When Uncle Sam Ran the Dam

Power for Progress…
A weekly column from the Grand River Dam Authority

The concrete arches of Pensacola Dam were brand new and gleaming in the Oklahoma sunshine in November 1941 when the facility was drafted into the World War II effort. Although that war was still looming, President Franklin D. Roosevelt issued a proclamation directing the Federal Works Administration to take possession of Pensacola, operate it and generate the power necessary to manufacture munitions for war. So, on November 21 – just 17 days before Japan attacked Pearl Harbor – Uncle Sam officially took the reigns of the “Grand River Project.”

While the “greatest generation” was fighting in Europe and the Pacific, the turbines inside Pensacola’s powerhouse were harnessing Grand River waters to help win the battle.  Transmission lines from the dam carried electricity to Camp Gruber, to the Oklahoma Ordnance Works Authority (present-day MidAmerica Industrial Park) and to an aluminum plant near Malvern, Arkansas. Before the government takeover, the dam had been serving the electricity needs of Collinsville, Chelsea and Claremore. The federal government continued to serve those customers and also added Wagoner, Tahlequah, Miami, and the B.F. Goodrich Plant in Miami, during its control of the dam.

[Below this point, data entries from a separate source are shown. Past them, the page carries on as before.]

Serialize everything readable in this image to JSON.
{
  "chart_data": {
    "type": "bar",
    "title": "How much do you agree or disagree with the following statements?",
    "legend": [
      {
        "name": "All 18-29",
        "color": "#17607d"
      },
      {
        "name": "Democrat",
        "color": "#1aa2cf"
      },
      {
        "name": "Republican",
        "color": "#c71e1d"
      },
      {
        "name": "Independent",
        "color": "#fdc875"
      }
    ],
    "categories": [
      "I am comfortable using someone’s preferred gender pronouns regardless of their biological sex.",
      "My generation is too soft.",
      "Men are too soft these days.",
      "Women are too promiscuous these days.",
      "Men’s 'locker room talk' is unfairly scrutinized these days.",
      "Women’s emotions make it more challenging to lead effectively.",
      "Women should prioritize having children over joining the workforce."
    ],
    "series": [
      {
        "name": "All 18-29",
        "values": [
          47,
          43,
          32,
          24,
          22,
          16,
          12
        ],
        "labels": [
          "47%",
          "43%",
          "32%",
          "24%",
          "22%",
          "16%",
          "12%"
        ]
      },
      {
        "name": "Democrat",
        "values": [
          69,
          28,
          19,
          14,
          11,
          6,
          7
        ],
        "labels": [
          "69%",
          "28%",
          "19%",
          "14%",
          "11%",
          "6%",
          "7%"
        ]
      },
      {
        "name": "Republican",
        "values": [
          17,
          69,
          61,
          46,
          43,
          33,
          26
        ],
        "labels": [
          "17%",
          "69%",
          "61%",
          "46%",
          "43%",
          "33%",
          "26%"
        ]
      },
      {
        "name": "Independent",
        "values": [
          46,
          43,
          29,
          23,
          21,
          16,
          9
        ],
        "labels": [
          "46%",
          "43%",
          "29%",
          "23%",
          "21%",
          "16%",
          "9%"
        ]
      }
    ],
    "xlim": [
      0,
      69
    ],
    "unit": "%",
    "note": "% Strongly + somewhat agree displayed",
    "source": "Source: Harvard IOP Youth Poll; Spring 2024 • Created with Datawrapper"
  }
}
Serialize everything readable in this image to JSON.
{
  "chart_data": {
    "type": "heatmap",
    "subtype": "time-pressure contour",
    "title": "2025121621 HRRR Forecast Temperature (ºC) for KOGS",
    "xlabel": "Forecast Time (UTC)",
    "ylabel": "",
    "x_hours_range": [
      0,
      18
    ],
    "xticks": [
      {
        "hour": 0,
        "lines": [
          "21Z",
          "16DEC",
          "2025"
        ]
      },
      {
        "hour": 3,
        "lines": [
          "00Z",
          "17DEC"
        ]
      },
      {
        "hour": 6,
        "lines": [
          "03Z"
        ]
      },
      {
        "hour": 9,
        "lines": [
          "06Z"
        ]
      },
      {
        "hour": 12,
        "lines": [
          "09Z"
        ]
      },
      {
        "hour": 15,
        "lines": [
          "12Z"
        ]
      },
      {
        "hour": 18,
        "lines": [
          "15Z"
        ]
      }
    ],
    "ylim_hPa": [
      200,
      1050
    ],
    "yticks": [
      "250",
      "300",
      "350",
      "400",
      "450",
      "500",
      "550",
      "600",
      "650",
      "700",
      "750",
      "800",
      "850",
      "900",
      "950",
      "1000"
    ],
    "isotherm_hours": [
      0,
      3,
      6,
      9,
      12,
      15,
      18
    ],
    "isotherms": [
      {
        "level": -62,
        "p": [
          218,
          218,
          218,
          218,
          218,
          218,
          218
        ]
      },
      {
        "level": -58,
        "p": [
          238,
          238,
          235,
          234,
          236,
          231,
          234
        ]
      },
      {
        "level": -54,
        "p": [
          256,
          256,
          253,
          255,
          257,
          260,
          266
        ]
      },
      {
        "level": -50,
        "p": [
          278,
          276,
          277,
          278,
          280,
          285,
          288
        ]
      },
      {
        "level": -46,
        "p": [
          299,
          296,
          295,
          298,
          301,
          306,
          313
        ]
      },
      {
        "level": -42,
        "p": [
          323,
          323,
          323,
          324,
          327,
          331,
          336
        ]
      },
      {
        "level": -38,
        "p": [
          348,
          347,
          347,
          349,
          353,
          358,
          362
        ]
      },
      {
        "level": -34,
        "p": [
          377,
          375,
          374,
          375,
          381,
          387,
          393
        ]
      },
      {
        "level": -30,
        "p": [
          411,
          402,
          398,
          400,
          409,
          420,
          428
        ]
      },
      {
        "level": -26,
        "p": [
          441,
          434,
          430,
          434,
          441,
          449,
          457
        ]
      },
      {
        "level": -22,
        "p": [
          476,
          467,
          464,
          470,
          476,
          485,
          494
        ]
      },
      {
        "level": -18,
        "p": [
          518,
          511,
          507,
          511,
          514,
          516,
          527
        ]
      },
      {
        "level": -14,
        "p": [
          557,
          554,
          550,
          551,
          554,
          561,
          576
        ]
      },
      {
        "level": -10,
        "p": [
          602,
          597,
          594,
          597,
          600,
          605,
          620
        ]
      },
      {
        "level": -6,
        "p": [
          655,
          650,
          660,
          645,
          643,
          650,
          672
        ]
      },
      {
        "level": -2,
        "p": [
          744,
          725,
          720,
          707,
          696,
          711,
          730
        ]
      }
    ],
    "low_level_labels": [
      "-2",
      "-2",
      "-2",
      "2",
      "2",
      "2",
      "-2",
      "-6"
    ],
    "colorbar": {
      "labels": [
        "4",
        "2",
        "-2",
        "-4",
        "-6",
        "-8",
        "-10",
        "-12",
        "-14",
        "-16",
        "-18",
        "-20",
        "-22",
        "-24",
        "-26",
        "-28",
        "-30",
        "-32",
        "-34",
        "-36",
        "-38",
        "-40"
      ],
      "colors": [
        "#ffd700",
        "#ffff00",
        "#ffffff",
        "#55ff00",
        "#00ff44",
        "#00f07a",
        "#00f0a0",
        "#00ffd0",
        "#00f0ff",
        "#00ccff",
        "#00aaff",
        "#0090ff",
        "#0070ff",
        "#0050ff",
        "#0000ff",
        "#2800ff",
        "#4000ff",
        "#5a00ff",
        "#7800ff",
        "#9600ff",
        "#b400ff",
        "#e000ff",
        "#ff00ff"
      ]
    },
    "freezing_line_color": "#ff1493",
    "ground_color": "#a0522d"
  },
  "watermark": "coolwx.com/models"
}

As the war was winding down, GRDA began the effort to reclaim the dam from Uncle Sam. As early as January 1945, GRDA officials had hired consulting engineers to help with the “studies and reports necessary for TURNBACK of the Project” according to W.R. Holway’s A History of the Grand River Dam Authority.  Holway wrote that one of the first steps was to have Oklahoma Governor Robert S. Kerr send a telegram to President Harry S. Truman asking for his assistance. Truman replied, in part: “I agree with you that the cessation of hostilities in Europe makes timely the preparation of plans for the return.”  However, Truman went on to say that, due to the modifications and improvements made by the federal government at the dam, there were plenty of details to work out before the return could be completed. In other words, determining who owned what and who owed was going to take some time.

Q.B. Boydstun, GRDA’s general counsel during this period, was also actively involved in the effort, even drafting the legislation necessary to complete the property transfer. In his book Growing Up With Oklahoma, he recalled one of his memorable trips to the nation’s capital to lobby for the dam’s return to GRDA.

“Governor Kerr made an appointment for [GRDA General Manager France Paris] and I to confer with Sam Rayburn, Speaker of the House of Representatives, in Washington, D.C. on the 15th of October 1945  …  It was very difficult to obtain air passage because of the traffic caused by the war. It took almost all day to fly from Tulsa to Washington. As I recall, the flight was in an American DC3 with stops at Little Rock, Arkansas; Memphis, Tennessee; Nashville, Tennessee; Knoxville, Tennessee; and Washington, D.C.”

Long flights and long processes were necessary to get the dam back in state hands and it took nearly a year to finalize the transfer. Finally though, at midnight on August 31, 1946 – the year after the United States’ WWII victory — the “Grand River Dam Project” was returned to GRDA and Oklahoma.

Headquartered in Vinita, GRDA is Oklahoma’s state-owned electric utility; fully funded by revenues from electric and water sales instead of taxes. Directly or indirectly, GRDA’s low-cost, reliable; electricity serves nearly 500,000 homes in Oklahoma and stretches into 75 of 77 counties in the state. At no cost to Oklahoma taxpayers, GRDA also manages 70,000 surface acres of lakes in the state, including Grand Lake, Lake Hudson and the W.R. Holway Reservoir. Today, GRDA’s 500 employees continue to produce the same “power for progress” that has benefited the state for 75 years.